Il existe toutefois des grands cavaliers prenant parfois la parole sur des sujets de société. Ainsi, un certain nombre d’entre eux ont partagé des messages de soutien envers le Liban après l’explosion survenue le 4 août au port de Beyrouth, la Portugaise Luciana Diniz parle parfois d’environnement, l’Espagnole Beatriz Ferrer-Salat de son engagement végane, et beaucoup d’Américains... de politique! La culture est différente d’un pays à un autre, et s’exprimer publiquement n’est pas partout perçu de la même manière. Qui a suivi les trois ou quatre dernières élections présidentielles américaines se rend bien compte que la propension à dévoiler, assumer et parler de politique est très commun outre-Atlantique, contrairement à la tradition française, voire européenne, qui se veut plus discrète en la matière. “Aux États-Unis, les gens parlent très facilement de politique et des élections présidentielles”, confirme Rodrigo Pessoa, installé depuis de nombreuses années sur la côte Est. D’ailleurs, l’illustre champion olympique brésilien peut être aisément cité parmi les cavaliers les plus bavards sur les sujets non-équestres. “Les Américains installent même des pancartes dans leur jardin ou collent des autocollants sur leurs voitures! Bon, il faut dire que les dernières élections ont été particulièrement suivies car personne ne voulait quatre années supplémentaires de galère, et je suis très content que le clown (Donald Trump, ndlr) qui vivait sa présidence comme une série télévisée ait été battu... (rires) Dans d’autres pays, je pense que les gens ont peur d’afficher leurs opinions car ils ne veulent pas être jugés, et que ce n’est pas habituel.” 

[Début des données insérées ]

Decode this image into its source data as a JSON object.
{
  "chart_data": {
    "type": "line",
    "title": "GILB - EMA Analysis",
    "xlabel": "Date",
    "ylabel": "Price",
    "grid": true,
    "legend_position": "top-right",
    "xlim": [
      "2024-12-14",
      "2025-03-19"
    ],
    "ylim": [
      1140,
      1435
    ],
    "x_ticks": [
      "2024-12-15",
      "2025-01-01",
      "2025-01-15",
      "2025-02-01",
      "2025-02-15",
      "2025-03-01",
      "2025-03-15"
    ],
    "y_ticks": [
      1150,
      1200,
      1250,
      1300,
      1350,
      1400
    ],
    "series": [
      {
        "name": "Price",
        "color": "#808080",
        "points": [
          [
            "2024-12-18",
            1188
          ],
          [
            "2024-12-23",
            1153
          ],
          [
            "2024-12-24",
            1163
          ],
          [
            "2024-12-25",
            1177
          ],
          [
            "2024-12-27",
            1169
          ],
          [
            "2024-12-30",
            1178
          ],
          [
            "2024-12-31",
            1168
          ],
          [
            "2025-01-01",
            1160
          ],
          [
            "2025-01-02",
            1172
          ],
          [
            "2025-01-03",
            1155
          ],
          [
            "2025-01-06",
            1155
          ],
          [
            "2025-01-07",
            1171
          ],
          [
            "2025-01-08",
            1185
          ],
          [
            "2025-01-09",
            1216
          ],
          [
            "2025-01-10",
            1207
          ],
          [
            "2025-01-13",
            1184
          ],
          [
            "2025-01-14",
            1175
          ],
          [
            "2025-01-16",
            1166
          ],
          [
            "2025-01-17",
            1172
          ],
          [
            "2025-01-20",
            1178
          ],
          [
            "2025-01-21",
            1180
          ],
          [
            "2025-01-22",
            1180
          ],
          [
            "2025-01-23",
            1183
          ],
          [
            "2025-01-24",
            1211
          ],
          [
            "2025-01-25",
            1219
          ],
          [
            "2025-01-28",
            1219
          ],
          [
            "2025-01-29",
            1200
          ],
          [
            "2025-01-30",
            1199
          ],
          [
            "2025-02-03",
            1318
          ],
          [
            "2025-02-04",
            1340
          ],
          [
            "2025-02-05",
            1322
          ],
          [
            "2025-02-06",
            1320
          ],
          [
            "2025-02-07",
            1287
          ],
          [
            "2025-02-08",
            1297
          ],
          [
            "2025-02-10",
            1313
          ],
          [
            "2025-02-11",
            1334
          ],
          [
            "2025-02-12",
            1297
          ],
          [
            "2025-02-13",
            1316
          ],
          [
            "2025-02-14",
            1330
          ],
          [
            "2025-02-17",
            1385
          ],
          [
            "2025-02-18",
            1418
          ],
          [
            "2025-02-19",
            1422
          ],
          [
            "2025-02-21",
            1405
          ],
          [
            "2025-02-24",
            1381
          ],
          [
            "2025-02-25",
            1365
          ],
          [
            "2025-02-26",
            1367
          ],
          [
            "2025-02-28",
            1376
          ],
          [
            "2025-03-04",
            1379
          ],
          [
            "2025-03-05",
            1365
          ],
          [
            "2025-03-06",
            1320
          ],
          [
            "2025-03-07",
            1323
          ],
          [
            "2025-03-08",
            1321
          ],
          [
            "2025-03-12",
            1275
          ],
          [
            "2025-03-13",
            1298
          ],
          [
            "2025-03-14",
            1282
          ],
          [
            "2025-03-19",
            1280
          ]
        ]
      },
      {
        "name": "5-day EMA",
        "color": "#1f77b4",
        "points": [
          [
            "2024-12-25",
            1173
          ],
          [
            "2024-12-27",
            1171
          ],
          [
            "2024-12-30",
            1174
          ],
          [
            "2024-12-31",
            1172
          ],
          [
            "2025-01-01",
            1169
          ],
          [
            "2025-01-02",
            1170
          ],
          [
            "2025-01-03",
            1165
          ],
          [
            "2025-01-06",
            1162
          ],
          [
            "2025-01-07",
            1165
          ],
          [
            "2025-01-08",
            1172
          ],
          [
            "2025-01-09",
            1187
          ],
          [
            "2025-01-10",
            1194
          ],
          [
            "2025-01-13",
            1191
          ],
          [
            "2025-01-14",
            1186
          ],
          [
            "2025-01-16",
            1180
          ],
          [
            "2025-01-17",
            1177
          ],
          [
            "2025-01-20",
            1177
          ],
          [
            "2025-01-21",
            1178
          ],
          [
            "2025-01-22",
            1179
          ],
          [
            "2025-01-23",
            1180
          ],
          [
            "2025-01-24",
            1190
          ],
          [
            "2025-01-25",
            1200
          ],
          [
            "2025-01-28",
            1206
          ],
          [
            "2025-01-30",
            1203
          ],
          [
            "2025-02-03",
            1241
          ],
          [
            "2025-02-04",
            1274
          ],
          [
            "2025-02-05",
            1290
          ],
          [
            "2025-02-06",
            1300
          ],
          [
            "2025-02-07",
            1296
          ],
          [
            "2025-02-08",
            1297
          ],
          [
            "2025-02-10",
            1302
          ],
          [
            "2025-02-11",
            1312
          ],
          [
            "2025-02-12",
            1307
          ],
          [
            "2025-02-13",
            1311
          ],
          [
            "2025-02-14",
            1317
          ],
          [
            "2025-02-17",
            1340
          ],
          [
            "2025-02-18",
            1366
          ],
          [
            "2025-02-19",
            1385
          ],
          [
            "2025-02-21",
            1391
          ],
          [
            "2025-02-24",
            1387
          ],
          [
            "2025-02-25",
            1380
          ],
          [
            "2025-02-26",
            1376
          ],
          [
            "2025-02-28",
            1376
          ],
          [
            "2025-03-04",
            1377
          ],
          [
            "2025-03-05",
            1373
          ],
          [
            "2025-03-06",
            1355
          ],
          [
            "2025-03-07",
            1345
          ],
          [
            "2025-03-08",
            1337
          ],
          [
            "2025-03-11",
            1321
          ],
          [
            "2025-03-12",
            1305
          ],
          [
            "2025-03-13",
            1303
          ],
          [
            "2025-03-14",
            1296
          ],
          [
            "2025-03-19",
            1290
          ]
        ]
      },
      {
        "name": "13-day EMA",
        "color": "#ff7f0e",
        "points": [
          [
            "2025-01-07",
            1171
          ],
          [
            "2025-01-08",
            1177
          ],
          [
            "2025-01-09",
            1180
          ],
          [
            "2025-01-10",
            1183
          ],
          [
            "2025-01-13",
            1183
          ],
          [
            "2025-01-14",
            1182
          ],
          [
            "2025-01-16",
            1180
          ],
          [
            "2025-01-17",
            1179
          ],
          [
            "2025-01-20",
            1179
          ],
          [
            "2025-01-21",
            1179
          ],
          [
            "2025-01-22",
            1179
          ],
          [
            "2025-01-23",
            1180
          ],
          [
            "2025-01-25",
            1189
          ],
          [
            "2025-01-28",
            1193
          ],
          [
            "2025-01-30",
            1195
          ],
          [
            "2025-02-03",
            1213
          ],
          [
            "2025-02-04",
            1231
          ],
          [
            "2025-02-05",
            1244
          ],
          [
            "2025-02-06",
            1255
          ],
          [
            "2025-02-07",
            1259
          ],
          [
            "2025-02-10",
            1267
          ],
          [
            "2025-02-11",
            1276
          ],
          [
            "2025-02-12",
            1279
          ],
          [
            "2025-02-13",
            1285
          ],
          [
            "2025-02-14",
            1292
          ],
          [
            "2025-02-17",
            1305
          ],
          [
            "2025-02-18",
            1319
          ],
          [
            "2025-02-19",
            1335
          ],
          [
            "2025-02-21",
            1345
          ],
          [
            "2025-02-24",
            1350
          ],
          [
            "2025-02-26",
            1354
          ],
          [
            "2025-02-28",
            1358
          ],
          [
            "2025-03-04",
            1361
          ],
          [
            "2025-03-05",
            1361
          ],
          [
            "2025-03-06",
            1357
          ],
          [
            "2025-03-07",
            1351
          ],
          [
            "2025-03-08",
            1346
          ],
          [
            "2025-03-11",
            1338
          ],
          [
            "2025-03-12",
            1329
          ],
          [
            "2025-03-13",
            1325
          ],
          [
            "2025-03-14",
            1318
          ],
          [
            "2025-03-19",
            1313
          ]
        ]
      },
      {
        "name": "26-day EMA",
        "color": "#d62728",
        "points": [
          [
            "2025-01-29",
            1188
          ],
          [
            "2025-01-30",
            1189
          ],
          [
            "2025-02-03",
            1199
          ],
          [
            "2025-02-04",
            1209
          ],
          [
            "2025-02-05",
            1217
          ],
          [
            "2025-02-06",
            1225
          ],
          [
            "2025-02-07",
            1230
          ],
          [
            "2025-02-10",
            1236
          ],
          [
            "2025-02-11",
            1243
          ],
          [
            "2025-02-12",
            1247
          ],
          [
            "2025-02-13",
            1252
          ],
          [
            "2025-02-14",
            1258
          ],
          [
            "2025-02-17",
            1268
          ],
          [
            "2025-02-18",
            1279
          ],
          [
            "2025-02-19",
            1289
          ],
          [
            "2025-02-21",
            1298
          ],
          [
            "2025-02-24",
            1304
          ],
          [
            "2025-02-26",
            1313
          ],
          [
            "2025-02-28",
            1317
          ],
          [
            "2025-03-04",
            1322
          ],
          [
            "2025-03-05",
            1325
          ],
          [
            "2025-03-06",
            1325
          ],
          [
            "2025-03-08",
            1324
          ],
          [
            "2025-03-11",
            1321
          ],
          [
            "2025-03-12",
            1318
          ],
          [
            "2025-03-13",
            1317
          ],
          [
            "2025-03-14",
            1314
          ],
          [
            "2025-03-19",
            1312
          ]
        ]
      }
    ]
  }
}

“Je ne veux surtout pas caricaturer notre secteur, mais je pense que le fait qu’il fonctionne en vase clos amplifie cette tendance à ne pas prendre la parole”, poursuit une communicante. “Ce n’est pas tellement dans sa culture. Mine de rien, il faut aussi dire que nous sommes plutôt à l’abri de l’injustice... Nous avons tous la chance d’évoluer dans un environnement privilégié. De ce fait, il est peut-être moins naturel de s’exprimer publiquement sur ces sujets, alors que tout le monde le fait en coulisses! Peut-être que si l’un d’eux s’y mettait, les autres suivraient! Si je peux me permettre, je pense aussi que les journalistes spécialisés devraient participer à ce processus et montrer à leurs lecteurs que les champions savent parler d’autre chose que de leurs chevaux (ce que GRANDPRIX fait et ne cessera jamais de faire, ndlr). Par exemple, les conférences de presse sont perçues comme un supplice par beaucoup car il s’y dit très souvent la même chose!” 

Difficile de dire le contraire! Le mot de la fin reviendra à Rodrigo Pessoa. “C’est un sujet compliqué, mais je crois qu’il est bon de montrer un peu de soutien envers les autres. Nous ne sommes pas enfermés dans notre bulle. À mon sens, le plus important pour une personnalité publique est de pouvoir sensibiliser ses abonnés, et en particulier les plus jeunes, avec l’espoir que ce monde devienne un jour meilleur. En tout cas, plus calme qu’en ce moment... Ce que nous vivons depuis quelques années n’est pas très gai. Je ne dis pas qu’il faudrait se prononcer sur tout, car il y a malheureusement beaucoup trop d’événements déprimants, mais on pourrait faire un peu mieux. Après, chacun est libre, certains cavaliers n’osent sûrement pas le faire, pensant que ce n’est pas nécessaire, que leur avis ne compte pas ou ne se sentent pas concernés. Les autres sportifs ont la chance d’être mis plus souvent face à la presse généraliste, contrairement à nous, donc ils ont davantage l’opportunité de s’exercer et s’exprimer sur d’autres sujets.” Cela ne devrait peut-être pas empêcher nos champions de s’exprimer, qui plus est sur des thèmes consensuels et lorsque leur parole a le pouvoir d’apaiser toute une communauté.